SEGWIT: Segregated Witness is the process by which the block-size limit on a blockchain is increased by removing signature data from Bitcoin transactions. When certain parts of a transaction are removed, this frees up space or capacity to add more transactions to the chain.
SELL WALL: (Trading) The volume of people selling a cryptocurrency at a given time. This helps indicate whether a sell off is taking place for a specific crypto.
SHARDING: A scaling solution for blockchains. Instead of each (full) node having a full copy of the blockchain, each has only a partial copy, a shard.
SHILL: A person promoting a coin because they own it and want its value to moon.
SHITCOIN: A pejorative term for any crypto that is not Bitcoin. There are good ALTCOINs and bad altcoins, but considering all altcoins as shit results in missing the good ones early on.
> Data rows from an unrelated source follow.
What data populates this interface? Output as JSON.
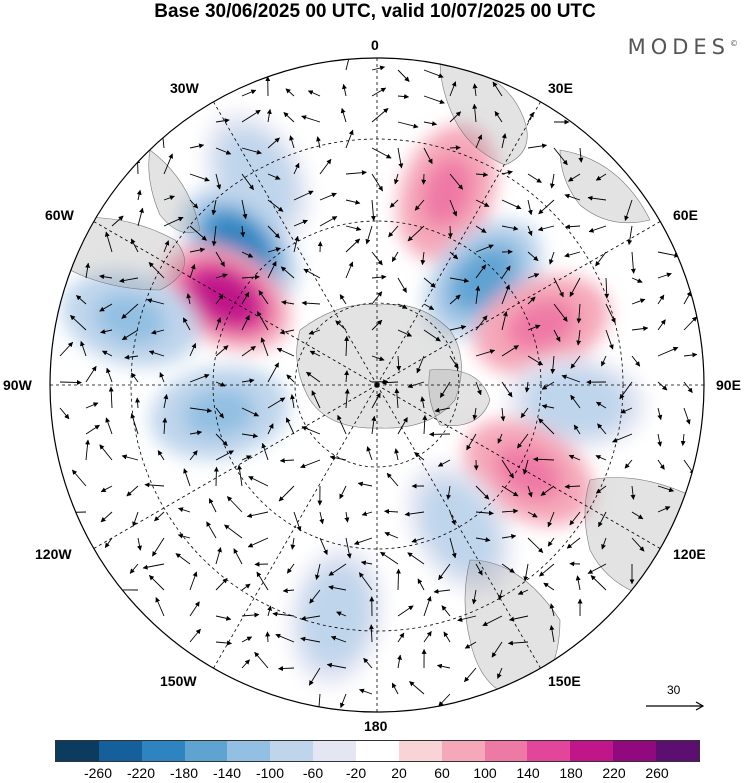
{
  "title": "Base 30/06/2025 00 UTC, valid 10/07/2025 00 UTC",
  "brand": "MODES",
  "brand_mark": "©",
  "longitude_labels": {
    "top": "0",
    "top_left": "30W",
    "top_right": "30E",
    "upper_left": "60W",
    "upper_right": "60E",
    "left": "90W",
    "right": "90E",
    "lower_left": "120W",
    "lower_right": "120E",
    "bottom_left": "150W",
    "bottom_right": "150E",
    "bottom": "180"
  },
  "reference_vector": "30",
  "colorbar": {
    "colors": [
      "#0b3b5e",
      "#15609a",
      "#2e84c0",
      "#5fa3d3",
      "#93bfe2",
      "#bfd5ec",
      "#e4e6f3",
      "#ffffff",
      "#f9d4d6",
      "#f5a8b9",
      "#ef79a5",
      "#e2459a",
      "#c0168a",
      "#92087e",
      "#5c0f71"
    ],
    "ticks": [
      "-260",
      "-220",
      "-180",
      "-140",
      "-100",
      "-60",
      "-20",
      "20",
      "60",
      "100",
      "140",
      "180",
      "220",
      "260"
    ]
  },
  "chart_data": {
    "type": "heatmap",
    "projection": "north polar stereographic",
    "field": "anomaly with wind vectors",
    "colorbar_range": [
      -260,
      260
    ],
    "anomaly_centres": [
      {
        "lon": "30W",
        "sign": "negative",
        "magnitude": -100
      },
      {
        "lon": "45W",
        "sign": "negative",
        "magnitude": -220
      },
      {
        "lon": "60W",
        "sign": "positive",
        "magnitude": 220
      },
      {
        "lon": "75W",
        "sign": "negative",
        "magnitude": -140
      },
      {
        "lon": "100W",
        "sign": "negative",
        "magnitude": -140
      },
      {
        "lon": "20E",
        "sign": "positive",
        "magnitude": 140
      },
      {
        "lon": "45E",
        "sign": "negative",
        "magnitude": -180
      },
      {
        "lon": "70E",
        "sign": "positive",
        "magnitude": 140
      },
      {
        "lon": "95E",
        "sign": "negative",
        "magnitude": -100
      },
      {
        "lon": "120E",
        "sign": "positive",
        "magnitude": 140
      },
      {
        "lon": "150E",
        "sign": "negative",
        "magnitude": -100
      },
      {
        "lon": "170W",
        "sign": "negative",
        "magnitude": -100
      }
    ]
  }
}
SPV: Simple Payment Verification. Applied to a crypto wallet, it means the wallet trusts someone else to verify that the transactions are valid. Full payment verification requires the wallet to have a full copy of the blockchain at hand.
STOP LOSS: (Trading) This is an order type which is completed on an exchange. It is designed to sell your coins automatically if the value of a coin reaches a certain level and avoids large losses.
SYBIL ATTACK: In computer security, an attack wherein a reputation system is subverted by forging identities in peer-to-peer networks.
TECHNICAL ANALYSIS (TA): (Trading) Analysing crypto charts in order to determine trends and help predict which way the market will move next.
TESTNET: A crypto's testing chain, where it doesn't matter too much if something breaks. Compare MAINNET.
THIS IS GENTLEMEN: (Meme). Originally a typo for "This is it, gentlemen." Used to point out a positive event.
TRANSACTION FEE: 1. (Trading) A fee imposed by the exchange when trading a cryptocurrency, usually a small fixed percentage of the trade. 2. A per-transaction fee imposed by a cryptocurrency protocol to reduce spam and reward miners etc for helping the network.
WALLET: A node/device on a crypto network that allows the user to own private keys, own funds, and create transactions. There are Software wallets like Electrum and Mycelium, as well as HARDWARE WALLETs.
WHALE: (Trading) A person that holds a large portion of crypto or buys/sells a large portion of crypto.
ZERO-KNOWLEDGE PROOFS: Zero-knowledge proofs are an important cryptographic principle wherein the validity of a statement can be proven without knowledge of the underlying data. In cryptocurrencies their use is linked to privacy and fungibility, through providing a secure means of concealing sensitive transaction data on the public blockchain, such as input and output amounts.